VIDEO: Hurricane Season Activity Expected To Pick Up, Could Be Strongest Since 2012

By  //  August 12, 2016

ABOVE VIDEO: CNN’s Jennifer Gray on whether or not you should take that Caribbean vacation during hurricane season. The answer may surprise you.

(CNN) – Even as the United States’ “major hurricane drought” continues, NOAA’s updated 2016 Atlantic Hurricane Season Outlook, which was released Thursday, is calling for this year to be the “strongest since 2012.”

The decision to increase the number of expected named storms, from 10-16 in the outlook released in late May, to 12-17 in the latest outlook, isn’t entirely unexpected.

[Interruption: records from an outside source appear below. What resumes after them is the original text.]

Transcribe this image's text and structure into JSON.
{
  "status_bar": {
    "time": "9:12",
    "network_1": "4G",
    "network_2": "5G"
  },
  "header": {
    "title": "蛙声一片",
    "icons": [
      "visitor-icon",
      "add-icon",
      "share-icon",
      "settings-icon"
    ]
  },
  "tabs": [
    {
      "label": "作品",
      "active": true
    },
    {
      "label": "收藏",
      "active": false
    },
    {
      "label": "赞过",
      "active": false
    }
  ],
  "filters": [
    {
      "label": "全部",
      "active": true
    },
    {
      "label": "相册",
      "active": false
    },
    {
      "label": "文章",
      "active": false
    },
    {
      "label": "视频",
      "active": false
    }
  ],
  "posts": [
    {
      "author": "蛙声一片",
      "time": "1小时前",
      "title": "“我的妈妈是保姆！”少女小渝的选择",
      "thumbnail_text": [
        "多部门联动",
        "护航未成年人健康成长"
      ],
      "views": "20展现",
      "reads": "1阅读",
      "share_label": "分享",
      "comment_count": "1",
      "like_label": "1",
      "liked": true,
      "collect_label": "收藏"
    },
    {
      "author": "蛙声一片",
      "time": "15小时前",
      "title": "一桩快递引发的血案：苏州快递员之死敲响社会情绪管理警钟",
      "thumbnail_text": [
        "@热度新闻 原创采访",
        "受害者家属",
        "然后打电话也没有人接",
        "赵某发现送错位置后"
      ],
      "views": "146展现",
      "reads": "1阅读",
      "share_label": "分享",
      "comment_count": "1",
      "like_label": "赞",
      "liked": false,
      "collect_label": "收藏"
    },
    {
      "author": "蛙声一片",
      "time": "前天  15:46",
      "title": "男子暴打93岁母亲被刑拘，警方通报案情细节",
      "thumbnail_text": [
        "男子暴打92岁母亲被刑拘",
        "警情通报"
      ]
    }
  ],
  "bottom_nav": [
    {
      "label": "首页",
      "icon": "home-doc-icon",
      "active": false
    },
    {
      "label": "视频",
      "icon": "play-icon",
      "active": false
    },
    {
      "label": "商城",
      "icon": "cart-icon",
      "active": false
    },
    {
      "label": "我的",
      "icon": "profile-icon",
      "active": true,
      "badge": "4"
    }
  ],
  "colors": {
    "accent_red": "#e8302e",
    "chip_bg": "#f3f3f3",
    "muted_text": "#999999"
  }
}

The update comes about 40% through the hurricane season, which runs from June 1 through November 30, and the activity has been above average to date with five named storms, of which two have become hurricanes.

On average the Atlantic would not have five named storms until the end of August, and we would not normally see the second hurricane until August 28 (Earl became the second hurricane on August 3).

But it is not just the early activity that has forecasters thinking the season will be above average.

“We’ve raised the numbers because some conditions now in place are indicative of a more active hurricane season, such as El Niño ending, weaker vertical wind shear and weaker trade winds over the central tropical Atlantic, and a stronger west African monsoon,” said Gerry Bell, Ph.D., lead seasonal hurricane forecaster at NOAA’s Climate Prediction Center.